Morgan, a two-time MVP second baseman who was voted into the Hall of Fame in 1990, wrote the Hall of Fame is no place for “cheaters,” who used PEDs in the past.

“We hope the day never comes when known steroid users are voted into the Hall of Fame,” Morgan wrote. “They cheated. Steroid users don’t belong here.”

Morgan also pointed out that section 5 of the Rules for Election states, “Voting shall be based upon the player’s record, playing ability, integrity, sportsmanship, character, and contributions to the team(s) on which the player played.” But Morgan wrote that if a player did steroids, he lacks integrity.

“[A steroid user] lacks sportsmanship; his character is flawed; and, whatever contribution he made to his team is now dwarfed by his selfishness,” Morgan wrote.

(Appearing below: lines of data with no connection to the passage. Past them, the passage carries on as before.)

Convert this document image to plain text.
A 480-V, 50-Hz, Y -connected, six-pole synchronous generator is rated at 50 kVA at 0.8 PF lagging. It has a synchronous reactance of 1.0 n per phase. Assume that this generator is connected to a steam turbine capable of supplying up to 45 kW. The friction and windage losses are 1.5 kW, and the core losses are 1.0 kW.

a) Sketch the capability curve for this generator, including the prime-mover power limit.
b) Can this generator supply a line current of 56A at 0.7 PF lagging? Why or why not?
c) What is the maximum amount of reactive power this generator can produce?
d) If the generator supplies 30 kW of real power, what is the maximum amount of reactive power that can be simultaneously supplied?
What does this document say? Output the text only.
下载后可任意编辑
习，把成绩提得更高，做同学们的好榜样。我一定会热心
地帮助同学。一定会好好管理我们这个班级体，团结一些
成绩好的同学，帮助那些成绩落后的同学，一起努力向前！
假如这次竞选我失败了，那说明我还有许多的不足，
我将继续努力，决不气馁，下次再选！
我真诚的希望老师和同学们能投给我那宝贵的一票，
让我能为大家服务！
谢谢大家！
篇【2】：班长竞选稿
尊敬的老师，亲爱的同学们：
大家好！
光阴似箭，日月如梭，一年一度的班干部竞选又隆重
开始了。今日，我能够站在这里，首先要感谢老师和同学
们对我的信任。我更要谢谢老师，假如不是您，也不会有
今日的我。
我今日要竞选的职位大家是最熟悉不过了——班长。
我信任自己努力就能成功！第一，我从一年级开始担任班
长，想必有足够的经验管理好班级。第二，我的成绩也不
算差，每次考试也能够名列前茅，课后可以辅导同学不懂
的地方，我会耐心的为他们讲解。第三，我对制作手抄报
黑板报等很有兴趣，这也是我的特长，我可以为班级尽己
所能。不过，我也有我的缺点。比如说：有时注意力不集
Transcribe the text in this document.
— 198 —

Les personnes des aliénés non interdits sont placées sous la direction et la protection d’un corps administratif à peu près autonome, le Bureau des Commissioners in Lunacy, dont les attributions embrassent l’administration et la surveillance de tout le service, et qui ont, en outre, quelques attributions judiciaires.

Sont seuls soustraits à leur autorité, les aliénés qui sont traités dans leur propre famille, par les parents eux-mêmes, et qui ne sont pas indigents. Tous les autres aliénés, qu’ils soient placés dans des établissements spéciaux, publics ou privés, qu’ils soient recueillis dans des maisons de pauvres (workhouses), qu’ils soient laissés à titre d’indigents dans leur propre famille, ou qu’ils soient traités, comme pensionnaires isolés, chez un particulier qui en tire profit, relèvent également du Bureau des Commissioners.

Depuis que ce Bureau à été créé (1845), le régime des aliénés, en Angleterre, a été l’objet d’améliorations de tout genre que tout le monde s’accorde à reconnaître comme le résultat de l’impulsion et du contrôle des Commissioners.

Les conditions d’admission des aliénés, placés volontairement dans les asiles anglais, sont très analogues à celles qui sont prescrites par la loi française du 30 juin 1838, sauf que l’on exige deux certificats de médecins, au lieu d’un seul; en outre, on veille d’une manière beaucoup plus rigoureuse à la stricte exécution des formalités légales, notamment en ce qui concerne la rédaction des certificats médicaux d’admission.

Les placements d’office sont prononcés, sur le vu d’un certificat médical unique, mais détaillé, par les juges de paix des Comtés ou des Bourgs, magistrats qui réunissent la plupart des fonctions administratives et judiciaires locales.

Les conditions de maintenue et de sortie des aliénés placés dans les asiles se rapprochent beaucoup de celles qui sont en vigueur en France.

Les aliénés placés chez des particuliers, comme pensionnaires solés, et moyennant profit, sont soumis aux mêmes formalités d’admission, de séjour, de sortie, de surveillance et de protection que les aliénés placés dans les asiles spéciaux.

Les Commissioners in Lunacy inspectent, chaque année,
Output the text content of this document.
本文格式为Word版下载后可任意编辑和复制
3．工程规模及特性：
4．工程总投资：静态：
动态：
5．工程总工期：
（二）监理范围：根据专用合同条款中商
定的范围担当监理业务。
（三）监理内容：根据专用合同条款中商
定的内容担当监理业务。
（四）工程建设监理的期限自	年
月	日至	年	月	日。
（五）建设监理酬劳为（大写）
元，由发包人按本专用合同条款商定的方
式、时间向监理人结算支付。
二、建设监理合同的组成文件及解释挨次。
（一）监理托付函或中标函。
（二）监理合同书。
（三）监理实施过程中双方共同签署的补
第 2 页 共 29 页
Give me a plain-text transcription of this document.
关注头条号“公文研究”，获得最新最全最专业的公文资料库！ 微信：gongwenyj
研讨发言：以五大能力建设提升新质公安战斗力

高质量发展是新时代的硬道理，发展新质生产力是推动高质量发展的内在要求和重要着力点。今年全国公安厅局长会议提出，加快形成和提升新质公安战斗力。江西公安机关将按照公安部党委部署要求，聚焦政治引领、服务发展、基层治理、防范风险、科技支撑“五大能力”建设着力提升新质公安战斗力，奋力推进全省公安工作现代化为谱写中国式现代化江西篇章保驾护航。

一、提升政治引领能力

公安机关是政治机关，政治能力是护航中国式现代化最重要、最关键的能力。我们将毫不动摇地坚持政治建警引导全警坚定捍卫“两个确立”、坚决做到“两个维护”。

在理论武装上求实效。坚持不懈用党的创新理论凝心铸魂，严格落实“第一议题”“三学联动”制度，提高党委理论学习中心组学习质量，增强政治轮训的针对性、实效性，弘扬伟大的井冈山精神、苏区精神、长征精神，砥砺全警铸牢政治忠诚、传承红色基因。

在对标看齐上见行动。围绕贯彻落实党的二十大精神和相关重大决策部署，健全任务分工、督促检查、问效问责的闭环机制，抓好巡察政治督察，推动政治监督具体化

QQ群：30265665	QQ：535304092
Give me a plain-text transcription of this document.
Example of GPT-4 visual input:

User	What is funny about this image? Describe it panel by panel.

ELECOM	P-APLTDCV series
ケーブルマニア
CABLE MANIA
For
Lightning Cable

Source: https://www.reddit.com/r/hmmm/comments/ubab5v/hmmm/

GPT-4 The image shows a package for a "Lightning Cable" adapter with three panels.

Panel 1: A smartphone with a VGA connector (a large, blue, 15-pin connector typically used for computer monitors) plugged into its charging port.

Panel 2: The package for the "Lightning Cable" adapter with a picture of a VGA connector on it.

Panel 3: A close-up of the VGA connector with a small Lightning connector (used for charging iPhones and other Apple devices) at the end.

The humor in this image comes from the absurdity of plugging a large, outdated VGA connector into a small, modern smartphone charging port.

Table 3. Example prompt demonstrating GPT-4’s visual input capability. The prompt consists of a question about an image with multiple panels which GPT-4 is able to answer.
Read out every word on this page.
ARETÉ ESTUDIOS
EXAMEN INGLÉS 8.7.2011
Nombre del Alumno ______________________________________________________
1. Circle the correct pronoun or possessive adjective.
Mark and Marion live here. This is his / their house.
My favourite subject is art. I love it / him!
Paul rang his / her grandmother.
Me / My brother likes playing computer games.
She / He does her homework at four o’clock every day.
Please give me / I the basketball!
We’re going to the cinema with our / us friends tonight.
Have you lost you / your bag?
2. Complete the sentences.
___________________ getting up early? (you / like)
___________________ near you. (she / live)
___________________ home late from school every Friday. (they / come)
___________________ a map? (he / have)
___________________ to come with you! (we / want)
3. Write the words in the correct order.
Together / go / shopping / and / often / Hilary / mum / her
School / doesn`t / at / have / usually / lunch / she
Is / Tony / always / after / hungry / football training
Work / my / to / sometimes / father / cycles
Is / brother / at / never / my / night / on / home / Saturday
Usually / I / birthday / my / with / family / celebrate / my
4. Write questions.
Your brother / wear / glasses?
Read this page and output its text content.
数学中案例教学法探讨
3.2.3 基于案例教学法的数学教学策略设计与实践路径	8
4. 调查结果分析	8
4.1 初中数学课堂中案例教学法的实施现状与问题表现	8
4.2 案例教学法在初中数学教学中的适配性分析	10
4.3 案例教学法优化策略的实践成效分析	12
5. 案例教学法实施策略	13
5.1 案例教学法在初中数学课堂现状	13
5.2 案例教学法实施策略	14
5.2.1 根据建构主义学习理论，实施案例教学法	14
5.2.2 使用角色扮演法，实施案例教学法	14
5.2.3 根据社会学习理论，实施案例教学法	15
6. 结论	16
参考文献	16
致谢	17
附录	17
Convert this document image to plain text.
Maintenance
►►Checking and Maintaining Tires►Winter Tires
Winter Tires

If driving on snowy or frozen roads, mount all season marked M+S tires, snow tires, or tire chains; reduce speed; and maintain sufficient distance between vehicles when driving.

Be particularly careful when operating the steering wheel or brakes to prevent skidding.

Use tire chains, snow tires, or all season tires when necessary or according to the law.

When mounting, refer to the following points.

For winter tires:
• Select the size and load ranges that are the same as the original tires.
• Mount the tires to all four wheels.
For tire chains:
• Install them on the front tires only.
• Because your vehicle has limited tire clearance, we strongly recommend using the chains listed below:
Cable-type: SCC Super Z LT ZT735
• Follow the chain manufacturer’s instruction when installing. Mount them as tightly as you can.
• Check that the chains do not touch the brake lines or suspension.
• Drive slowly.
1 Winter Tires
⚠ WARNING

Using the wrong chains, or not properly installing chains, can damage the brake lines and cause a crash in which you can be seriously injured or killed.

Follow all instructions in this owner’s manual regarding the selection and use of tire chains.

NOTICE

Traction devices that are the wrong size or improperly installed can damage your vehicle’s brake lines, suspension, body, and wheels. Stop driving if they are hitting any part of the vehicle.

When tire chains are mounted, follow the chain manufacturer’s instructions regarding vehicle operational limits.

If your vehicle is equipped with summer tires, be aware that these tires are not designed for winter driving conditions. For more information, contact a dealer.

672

Morgan continued writing that those who used steroids already “tainted an era [and] now risks tainting the Hall of Fame too.”

“The Hall of Fame has always had its share of colorful characters, some of whom broke or bent society’s rules in their era,” Morgan wrote. “By today’s standards, some might not have gotten in. Times change and society improves. What once was accepted no longer is.

“But steroid users don’t belong here. What they did shouldn’t be accepted. Times shouldn’t change for the worse.”

Read the full letter below:

Ballots are due by Dec. 31 and results will be announced Jan. 24. Ballots of individual voters will be made public for the first time, but not until Jan. 31.